Wendewesten mit Tarnseite und Signalseite decken Pirsch und Gesellschaftsjagd ab. Überziehwesten werden über der Jacke getragen und bieten zusätzliche Taschen und Sichtbarkeit ohne die Jacke ausziehen zu müssen. Zip-In-Westen lassen sich in kompatible Jacken einhängen und werden so zum integrierten Midlayer.

Wingshooter-Westen sind auf die Flugwildjagd ausgelegt – Tauben-, Fasanen- und Entenjagd. Sie haben eine geräumige Rückentasche für erlegtes Wild und oft eine verstärkte Schulterpartie für den häufigen Anschlag. Beheizte Westen wärmen gezielt Brust und Rücken mit regulierbaren Heizelementen und Akkuversorgung – besonders für lange Winteransitze.

Stauraum im Revier

Viele Jagdwesten haben mehr Taschen als ein Hemd oder Pullover und halten Utensilien direkt am Körper griffbereit. Brusttaschen mit Reißverschluss sind auch unter einer offenen Jacke gut erreichbar. Die Hasentasche – eine geräumige Tasche am Rücken – nimmt erlegtes Kleinwild, Handschuhe oder eine Warnweste auf. Taschen sollten sich geräuschlos öffnen und schließen lassen. Wer die Weste über einer Jacke trägt, achtet auf ausreichend Weite damit die Jacke darunter nicht eingeengt wird.

Häufige Fragen zu Jagdwesten

Als Midlayer unter der Jacke wärmt die Weste den Körperkern. Hier zählen Wärme und schlanke Passform damit die Jacke darüber noch gut sitzt. Als Außenschicht bei mildem, trockenem Wetter ersetzt sie die Jacke ganz. Eine Lodenweste hält leichten Regen ab und ist geräuscharm. Eine Fleeceweste ist als Außenschicht bei Nässe ungeeignet.

Eine Jagdweste ist auf den Reviereinsatz ausgelegt – geräuscharm, wärmend oder leicht je nach Modell, mit jagdlich platzierten Taschen. Eine Schießweste ist speziell für den Flintenschuss entwickelt: körpernaher Schnitt für einen sauberen, gleichmäßigen Anschlag, gepolsterte Schulterpartie zur Dämpfung des Rückstoßes und großzügige Patronentaschen am Brust- und Baucheinsatz.
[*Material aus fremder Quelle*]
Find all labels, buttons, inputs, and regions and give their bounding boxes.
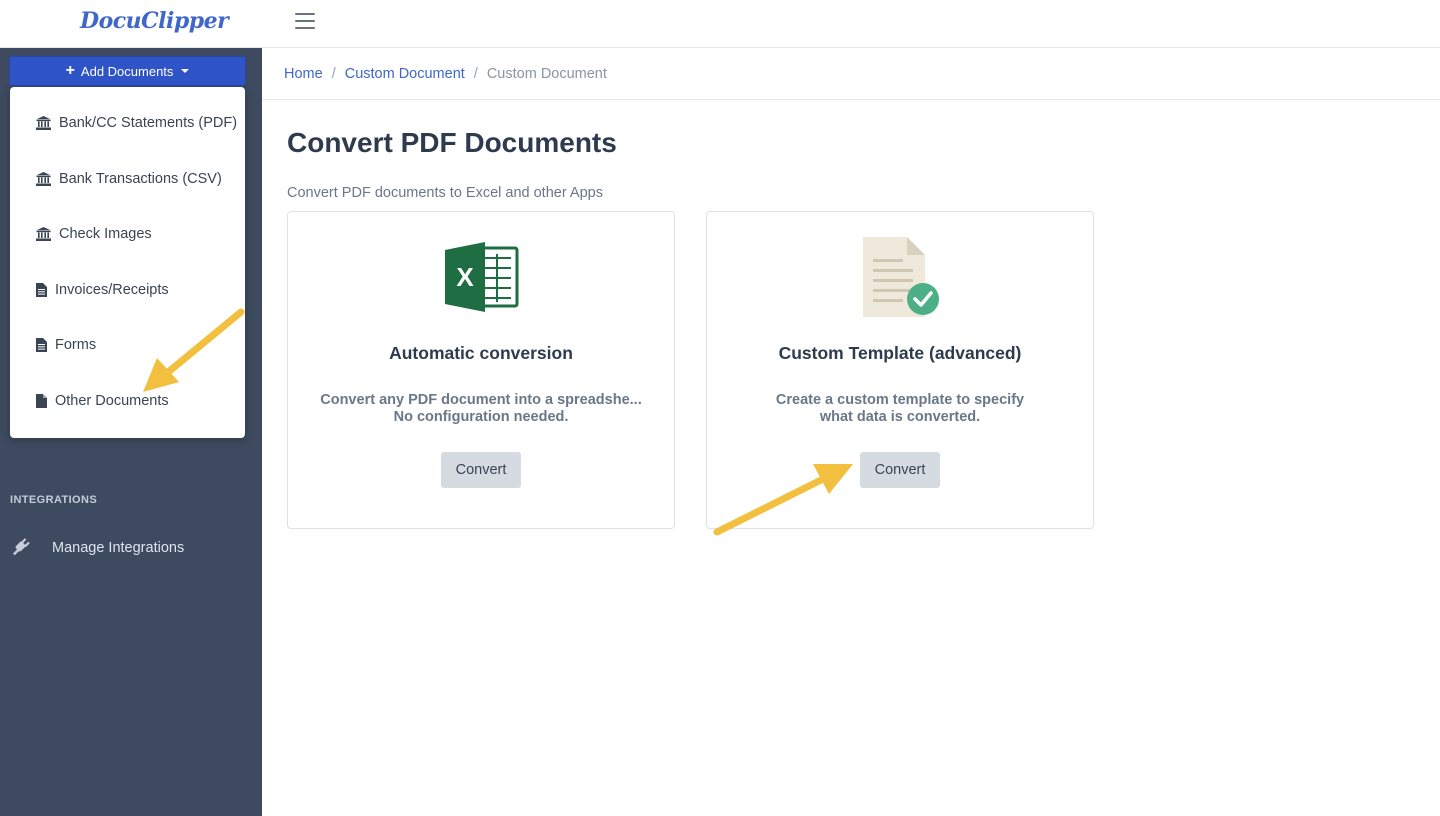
dropdown-item-invoices-receipts[interactable]: Invoices/Receipts — [35, 278, 169, 302]
automatic-convert-button[interactable]: Convert — [441, 452, 521, 488]
dropdown-item-label: Forms — [55, 337, 97, 353]
custom-template-card: Custom Template (advanced) Create a cust… — [706, 211, 1094, 529]
breadcrumb: Home / Custom Document / Custom Document — [262, 48, 1440, 100]
dropdown-item-check-images[interactable]: Check Images — [35, 222, 152, 246]
document-check-icon — [863, 237, 943, 324]
app-logo[interactable]: DocuClipper — [80, 8, 229, 34]
manage-integrations-link[interactable]: Manage Integrations — [12, 536, 184, 560]
dropdown-item-label: Bank/CC Statements (PDF) — [59, 115, 238, 131]
integrations-section-label: INTEGRATIONS — [10, 494, 98, 506]
custom-template-convert-button[interactable]: Convert — [860, 452, 940, 488]
card-description-line: Create a custom template to specify — [775, 392, 1025, 408]
dropdown-item-bank-statements[interactable]: Bank/CC Statements (PDF) — [35, 111, 237, 135]
bank-icon — [35, 116, 51, 130]
manage-integrations-label: Manage Integrations — [52, 540, 185, 556]
breadcrumb-custom-document-link[interactable]: Custom Document — [345, 66, 465, 82]
breadcrumb-current: Custom Document — [486, 65, 607, 82]
dropdown-item-other-documents[interactable]: Other Documents — [35, 389, 169, 413]
plus-icon: + — [65, 62, 75, 79]
caret-down-icon — [181, 69, 190, 73]
page-title: Convert PDF Documents — [287, 127, 617, 158]
card-title: Automatic conversion — [389, 343, 573, 363]
dropdown-item-label: Bank Transactions (CSV) — [59, 171, 222, 187]
breadcrumb-separator: / — [331, 65, 336, 82]
card-description: Convert any PDF document into a spreadsh… — [308, 392, 654, 426]
card-description-line: No configuration needed. — [393, 409, 569, 425]
add-documents-dropdown: Bank/CC Statements (PDF) Bank Transactio… — [10, 87, 245, 438]
page-subtitle: Convert PDF documents to Excel and other… — [287, 185, 603, 201]
plug-icon — [12, 536, 32, 560]
dropdown-item-label: Other Documents — [55, 393, 169, 409]
dropdown-item-label: Invoices/Receipts — [55, 282, 169, 298]
hamburger-menu-icon[interactable] — [295, 13, 315, 29]
card-title: Custom Template (advanced) — [778, 343, 1022, 363]
card-description: Create a custom template to specify what… — [727, 392, 1073, 426]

Wer regelmäßig Tontauben schießt, Jagdparcour läuft oder viel Flinte auf der Gesellschaftsjagd schießt, profitiert von einer Schießweste. Für den normalen Ansitz- und Pirschjäger ist eine klassische Jagdweste die sinnvollere Wahl.

Wingshooter-Westen sind für die Flugwildjagd entwickelt – Tauben, Fasan, Ente. Das Kernmerkmal ist eine geräumige Hasentasche am Rücken die erlegtes Wild aufnimmt ohne es tragen zu müssen. Die Schulterpartie ist für den häufigen Anschlag verstärkt. Für Schalenwildjäger ohne Flugwildjagd ist diese Weste eher nicht relevant.

Zip-In-Westen haben ein Reißverschlusssystem das mit kompatiblen Jacken desselben Herstellers verbunden werden kann. Die Weste wird eingezippt und wird so zum fest integrierten Innenfutter – sitzt wie ein einziges Kleidungsstück ohne zu verrutschen. Außerhalb der Jacke ist sie eigenständig tragbar. Kompatibilität muss innerhalb derselben Produktlinie geprüft werden.

Für lange Winteransitze auf Schwarzwild oder bei extremer Kälte ja. Die Weste wärmt gezielt Brust und Rücken mit regulierbarer Intensität. Der Vorteil gegenüber dicken Isolationsschichten: Man bleibt beweglicher. Als Akkuversorgung kommen je nach Modell proprietäre Akkus oder handelsübliche Powerbanks zum Einsatz. Bei langen Ansitzen einen Ersatzakku dabeihaben.